The continued presence of the Moros in Mindoro

A Scientific Survey of the Coast of the Islands.--About 1790 the Philippines were visited by two Spanish frigates, the "Descubierta" and the "Atrevida," under the command of Captain Malaspina. These vessels formed an exploring expedition sent out by the Spanish government to make a hydrographic and astronomic survey of the coasts of Spanish America, the Ladrones, and the Philippines. It was one of those creditable enterprises for the widening of scientific knowledge which modern governments have successively and with great honor conducted.

The expedition charted the Strait of San Bernardino, the coasts of several of the Bisayan Islands, and Mindanao. One of the scientists of the party was the young botanist, Don Antonio Pineda, who died in Ilocos in 1792, but whose studies in the flora of the Philippines thoroughly established his reputation. A monument to his memory was erected near the church in Malate, but it has since suffered from neglect and is now falling in ruins.

Establishment of a Permanent Navy in the Philippines.--The intentions of England in this archipelago were still regarded with suspicion by the Spanish government, and in 1795 and 1796 a strong Spanish fleet, sent secretly by way of the coast of South America, was concentrated in the waters of the Philippines under the command of Admiral Alava. Its object was the defense of the Islands in case of a new war with Great Britain. News of the declaration of war between these two countries reached Manila in March, 1797, but though for many months there was anxiety, England made no attempt at reoccupation. These events led, however, to the formation of a permanent naval squadron, with head-quarters and naval station at Cavite. [83]

The Climax of Moro Piracy.--The continued presence of the Moros in Mindoro, where they haunted the bays and rivers of both east and west coasts for months at a time, stealing out from this island for attack in every direction, was specially noted by Padre Zuniga, and indicated how feebly the Spaniards repulsed these pirates a hundred years ago.
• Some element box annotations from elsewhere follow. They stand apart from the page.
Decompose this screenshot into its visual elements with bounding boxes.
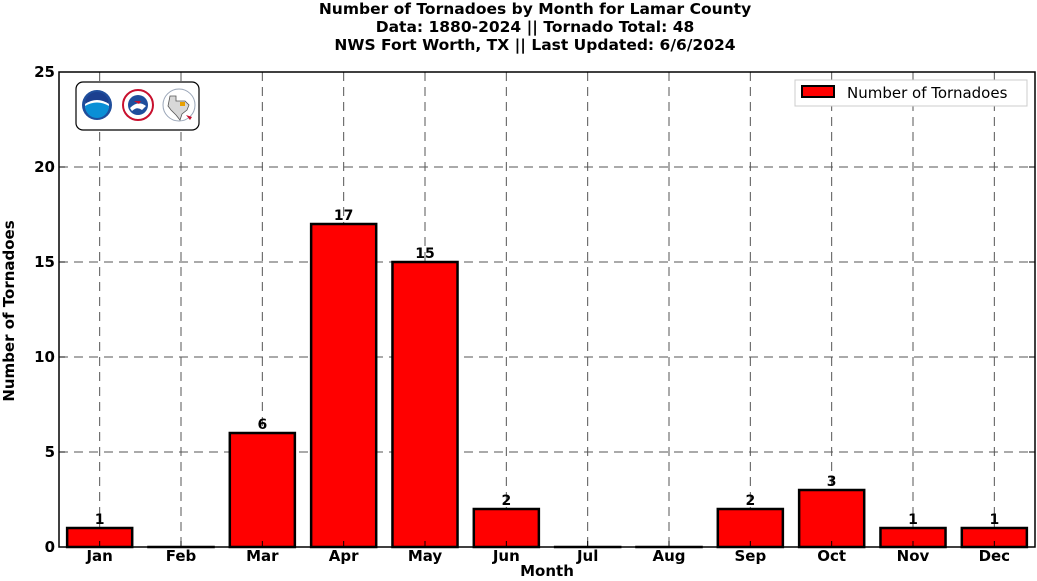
data-label-sep: 2 [745,493,755,509]
x-tick-label-jan: Jan [85,547,112,565]
bar-mar [228,431,297,549]
x-tick-label-oct: Oct [817,547,846,565]
y-tick-label: 15 [34,253,55,271]
x-tick-label-feb: Feb [166,547,197,565]
chart-title-line-3: NWS Fort Worth, TX || Last Updated: 6/6/… [334,36,736,54]
x-tick-label-jul: Jul [576,547,598,565]
y-tick-label: 5 [45,443,55,461]
grid-layer [59,72,1035,547]
y-tick-label: 25 [34,63,55,81]
y-tick-label: 20 [34,158,55,176]
bar-layer [65,222,1029,549]
noaa-logo-icon [82,90,112,120]
data-label-apr: 17 [334,208,353,224]
data-label-jan: 1 [95,512,105,528]
data-label-may: 15 [415,246,434,262]
label-layer: 1 6 17 15 2 2 3 1 1 [95,208,999,528]
chart-title-line-1: Number of Tornadoes by Month for Lamar C… [318,0,752,18]
chart-title-line-2: Data: 1880-2024 || Tornado Total: 48 [375,18,695,36]
x-tick-label-aug: Aug [652,547,685,565]
data-label-mar: 6 [257,417,267,433]
y-axis-title: Number of Tornadoes [0,220,18,401]
bar-may [391,260,459,549]
texas-map-logo-icon [162,88,196,122]
y-axis: 0 5 10 15 20 25 [34,63,1035,556]
plot-area-frame [58,71,1036,548]
x-tick-label-may: May [408,547,443,565]
legend: Number of Tornadoes [794,79,1028,107]
x-axis-title: Month [520,562,574,580]
data-label-nov: 1 [908,512,918,528]
bar-apr [309,222,378,549]
bar-sep [716,507,785,549]
x-tick-label-mar: Mar [246,547,279,565]
data-label-jun: 2 [501,493,511,509]
x-tick-label-sep: Sep [734,547,766,565]
legend-label: Number of Tornadoes [847,84,1008,102]
data-label-oct: 3 [827,474,837,490]
y-tick-label: 0 [45,538,55,556]
x-tick-label-apr: Apr [329,547,359,565]
x-tick-label-dec: Dec [979,547,1011,565]
y-tick-label: 10 [34,348,55,366]
logo-box [75,81,200,131]
legend-swatch [801,85,835,98]
bar-oct [797,488,866,549]
nws-logo-icon [122,89,154,121]
x-tick-label-jun: Jun [492,547,520,565]
data-label-dec: 1 [989,512,999,528]
x-axis: Jan Feb Mar Apr May Jun Jul Aug Sep Oct Nov Dec [85,541,1010,565]
x-tick-label-nov: Nov [897,547,930,565]
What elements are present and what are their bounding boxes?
It was the last severe phase of Malay piracy, when even the strong merchant ships of England and America dreaded the straits of Borneo and passed with caution through the China Sea. Northern Borneo, the Sulu archipelago, and the southern coasts of Mindanao were the centers from which came these fierce sea-wolves, whose cruel exploits have left their many traditions in the American and British merchant navies, just as they periodically appear in the chronicles of the Philippines.
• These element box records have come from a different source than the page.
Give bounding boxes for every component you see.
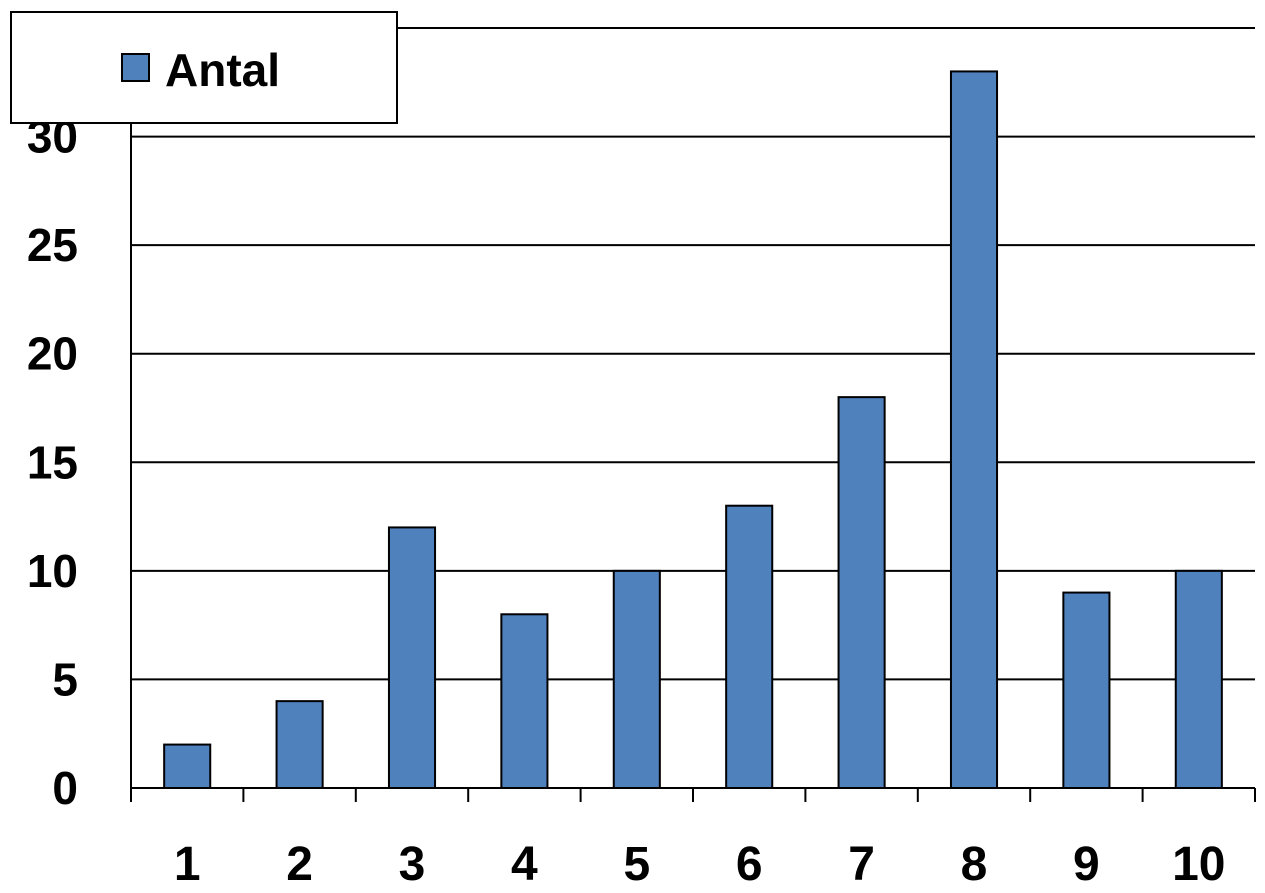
y-tick-label-5: 5 [52,653,78,705]
y-tick-label-10: 10 [27,545,78,597]
bar-4 [500,613,549,789]
y-tick-label-0: 0 [52,762,78,814]
y-tick-label-20: 20 [27,328,78,380]
bar-10 [1174,569,1223,789]
x-tick-label-6: 6 [736,838,763,888]
y-tick-label-15: 15 [27,436,78,488]
y-tick-label-25: 25 [27,219,78,271]
bar-6 [725,504,774,789]
x-tick-label-7: 7 [848,838,875,888]
bar-7 [837,396,886,789]
legend-label: Antal [165,44,280,96]
y-tick-labels: 05101520253035 [27,2,78,814]
legend-swatch [121,53,150,82]
x-tick-label-5: 5 [623,838,650,888]
x-tick-label-8: 8 [961,838,988,888]
x-tick-label-3: 3 [399,838,426,888]
x-tick-label-10: 10 [1172,838,1225,888]
bar-2 [275,700,324,790]
bar-3 [387,526,437,790]
bar-5 [612,569,661,789]
legend-box [10,11,398,124]
bar-1 [163,743,212,789]
x-tick-label-4: 4 [511,838,538,888]
bars [163,70,1223,790]
bar-9 [1062,591,1111,789]
legend: Antal [10,11,398,124]
x-tick-label-9: 9 [1073,838,1100,888]
bar-8 [949,70,999,789]
x-tick-label-1: 1 [174,838,201,888]
gridlines [131,27,1255,681]
x-tick-labels: 1 2 3 4 5 6 7 8 9 10 [174,838,1226,891]
x-tick-label-2: 2 [286,838,313,888]
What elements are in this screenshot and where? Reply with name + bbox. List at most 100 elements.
Five hundred captives annually seem to have been the spoils taken by these Moros in the Philippines Islands, and as far south as Batavia and Macassar captive Filipinos were sold in the slave marts of the Malays. The aged and infirm were inhumanly bartered to the savage tribes of Borneo, who offered them up in their ceremonial sacrifices. The measures of the Spanish government, though constant and expensive, were ineffective. Between 1778 and 1793, a million and a half of pesos were expended on the fleets and expeditions to drive back or punish the Moros, but at the end of the century a veritable climax of piracy was attained.

Pirates swarmed continually about the coasts of Mindoro, Burias, and Masbate, and even frequented the esteros of Manila Bay. Some sort of peace seems to have been established with Jolo and a friendly commerce was engaged in toward the end of the century, but the Moros of Mindanao and Borneo were increasing enemies. In 1798 a fleet of twenty-five Moro bancas passed up the Pacific coast of Luzon and fell upon the isolated towns of Paler, Casiguran, and Palanan, destroying the pueblos and taking 450 captives. The cura of Casiguran was ransomed in Binangonan for the sum of twenty-five hundred pesos. For four years this pirate fleet had its rendezvous on Burias, whence it raided the adjacent coasts and the Catanduanes.